Seth Dickinson. Reddit AMA, 2020-08-21. 

In their engagement with the scope of history and society (a friend of mine comes at things from a sociological perspective, I come at things from a historical one, but the result is that I'm becoming a little more conscious of that approach), the author picks what to include. But the process of inclusion necessary results in exclusion. 

I and other writers have talked about the difficulty of creating a “Strong Female Protagonist ™” — but this is the wrong focus, on the wrong problem. The core of the problem isn’t actually that women are harder to write. The problem is that readers have been trained to like women less. Writers have to work against a weight of deeply-embedded societal bigotry which literally, actually causes readers to have trouble empathizing with anyone who’s not a straight cis white guy. We see this empathy failure everywhere and not just in fiction; for example, people actually have a harder time perceiving women’s pain versus that of men. And everything gets worse as you add intersections: race if the character isn’t white, gender identity if the woman isn’t cis, age if the woman isn’t young, and so on.

N.K. Jemisin. "Tricking Readers into Acceptance."

The author, if they are an intelligent author, must also decide what to exclude. And herein lies fantasy's great weakness. Just as in fiction, precisely that thing which is its greatest attribute is also the source of its weakness: an author whose conception of the world means that they fail to think about what they are excluding results in works that buttress moral depravity. (I want to note here that depiction and endorsement are different things and should not be confused for each other.)

If you read up on Thomas Cromwell, or Admiral Keumalahayati, or the problem of landlords in pre-colonial India, or the Joseon Wars, or Chinese history, or the epic of Sundiata Keita — man, history is so crazy, so full of absolutely unbelievable events and people. Even inside the constraints of ‘feudal system’ there’s so much happening. Your problem quickly becomes not ‘I need some inspiration’ but ‘oh my god, how will I ever write anything as crazy as real life?’

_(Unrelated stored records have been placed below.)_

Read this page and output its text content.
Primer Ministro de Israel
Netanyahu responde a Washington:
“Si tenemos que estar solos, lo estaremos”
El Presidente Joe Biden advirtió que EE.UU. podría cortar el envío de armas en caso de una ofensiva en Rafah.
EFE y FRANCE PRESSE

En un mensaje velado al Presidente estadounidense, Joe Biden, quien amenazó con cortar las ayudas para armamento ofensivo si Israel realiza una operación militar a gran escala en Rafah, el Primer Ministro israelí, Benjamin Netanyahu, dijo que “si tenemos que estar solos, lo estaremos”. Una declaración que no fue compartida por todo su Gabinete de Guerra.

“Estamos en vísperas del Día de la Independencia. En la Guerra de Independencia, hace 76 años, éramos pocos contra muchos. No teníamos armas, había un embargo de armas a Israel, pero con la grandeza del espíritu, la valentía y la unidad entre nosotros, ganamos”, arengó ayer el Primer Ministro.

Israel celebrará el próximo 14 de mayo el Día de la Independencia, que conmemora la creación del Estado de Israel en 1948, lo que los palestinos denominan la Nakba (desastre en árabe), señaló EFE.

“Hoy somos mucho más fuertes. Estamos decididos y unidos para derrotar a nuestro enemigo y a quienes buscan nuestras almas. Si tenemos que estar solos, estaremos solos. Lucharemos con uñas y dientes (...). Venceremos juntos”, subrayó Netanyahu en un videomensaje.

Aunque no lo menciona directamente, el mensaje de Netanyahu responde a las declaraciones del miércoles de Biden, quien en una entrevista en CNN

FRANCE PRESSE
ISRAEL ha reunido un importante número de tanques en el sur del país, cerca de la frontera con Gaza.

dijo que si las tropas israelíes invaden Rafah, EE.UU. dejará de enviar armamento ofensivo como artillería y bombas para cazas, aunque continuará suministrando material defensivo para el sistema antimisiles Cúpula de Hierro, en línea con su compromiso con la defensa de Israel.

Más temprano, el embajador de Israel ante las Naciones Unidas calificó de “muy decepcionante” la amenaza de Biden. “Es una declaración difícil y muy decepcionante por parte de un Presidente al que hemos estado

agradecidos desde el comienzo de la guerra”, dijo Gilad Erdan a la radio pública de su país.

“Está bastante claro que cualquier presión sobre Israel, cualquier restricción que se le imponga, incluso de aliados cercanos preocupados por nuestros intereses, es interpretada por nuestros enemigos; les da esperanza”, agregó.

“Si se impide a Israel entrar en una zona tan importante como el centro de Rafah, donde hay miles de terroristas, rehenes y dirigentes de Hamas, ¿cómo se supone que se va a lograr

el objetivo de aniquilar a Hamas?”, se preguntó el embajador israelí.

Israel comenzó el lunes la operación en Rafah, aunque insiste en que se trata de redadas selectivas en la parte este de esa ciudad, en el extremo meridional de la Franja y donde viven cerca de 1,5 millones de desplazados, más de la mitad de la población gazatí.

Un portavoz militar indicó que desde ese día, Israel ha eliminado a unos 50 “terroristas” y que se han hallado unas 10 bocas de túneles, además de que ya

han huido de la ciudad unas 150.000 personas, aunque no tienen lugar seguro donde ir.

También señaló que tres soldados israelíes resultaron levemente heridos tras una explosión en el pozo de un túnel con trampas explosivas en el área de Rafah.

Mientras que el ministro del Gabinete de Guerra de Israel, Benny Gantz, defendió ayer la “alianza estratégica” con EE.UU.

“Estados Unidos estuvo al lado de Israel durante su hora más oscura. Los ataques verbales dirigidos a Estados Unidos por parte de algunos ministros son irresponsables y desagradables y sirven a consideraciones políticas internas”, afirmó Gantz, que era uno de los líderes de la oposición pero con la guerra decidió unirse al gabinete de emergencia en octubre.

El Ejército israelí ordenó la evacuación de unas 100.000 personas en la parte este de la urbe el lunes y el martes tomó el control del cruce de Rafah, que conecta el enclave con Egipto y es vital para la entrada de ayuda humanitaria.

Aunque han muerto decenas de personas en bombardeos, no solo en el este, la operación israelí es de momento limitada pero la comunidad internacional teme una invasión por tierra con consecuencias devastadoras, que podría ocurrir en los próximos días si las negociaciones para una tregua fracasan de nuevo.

That’s why Aurdwynn has this lively collision of multiple cultures, with different family structures and beliefs coexisting in one country. The whole nation’s a scar or a monument (depending who you ask) to the historical forces that shaped it. And I try to bring that same complexity and heterodoxy to all the other cultures around the Ashen Sea.

If you break away from the telephone game of writing stories based on stories, you’ll find yourself staggered by how narrow our view of the past can be.

Seth Dickinson. Reddit AMA, 2015-09-10.

The fantasy writer plays with history by stepping outside it, then turning back and rifling through the bag to find the bits they like the most or the bits that fascinate them. They pick and choose what ideas to engage with. They can't, though, escape from society. 

What is satisfying about building fantasy out of nuanced thought on the material experience of oppression is that it provides new ground for exploration – ground more fertile than the overplanted fields of noblesse oblige.

Elizabeth Sandifer. "Fantasy Worldbreaking." 

So what's a good fantasy look like? Well, it might be one which engages with history carefully, intelligently, and empathetically, with a grasp of the chaos and uncertainty that the passage of time creates, a knowledge of the ways human nature is unchangeable (and if there's one thing we know, it's that human nature is deeply changeable), and an awareness that there is more to human life than the writer's own psychology, beliefs, and knowledge. 

And that is, still, not a complete view of fantasy at all. But enough for today, I think.

One final comment, though. There is one great cardinal sin that fantasy - really, writing in general - can commit, which is to take as its great theme the power of stories. This is the dullest, tritest, most banal theme imaginable. The power of stories doesn't derive from being story-shaped, it derives from aboutness. "What's the story about?" and not "what's the story?" It's a subtle distinction, I grant, but I must press the point: fiction whose central concern is the power of being shaped like itself is not about anything at all.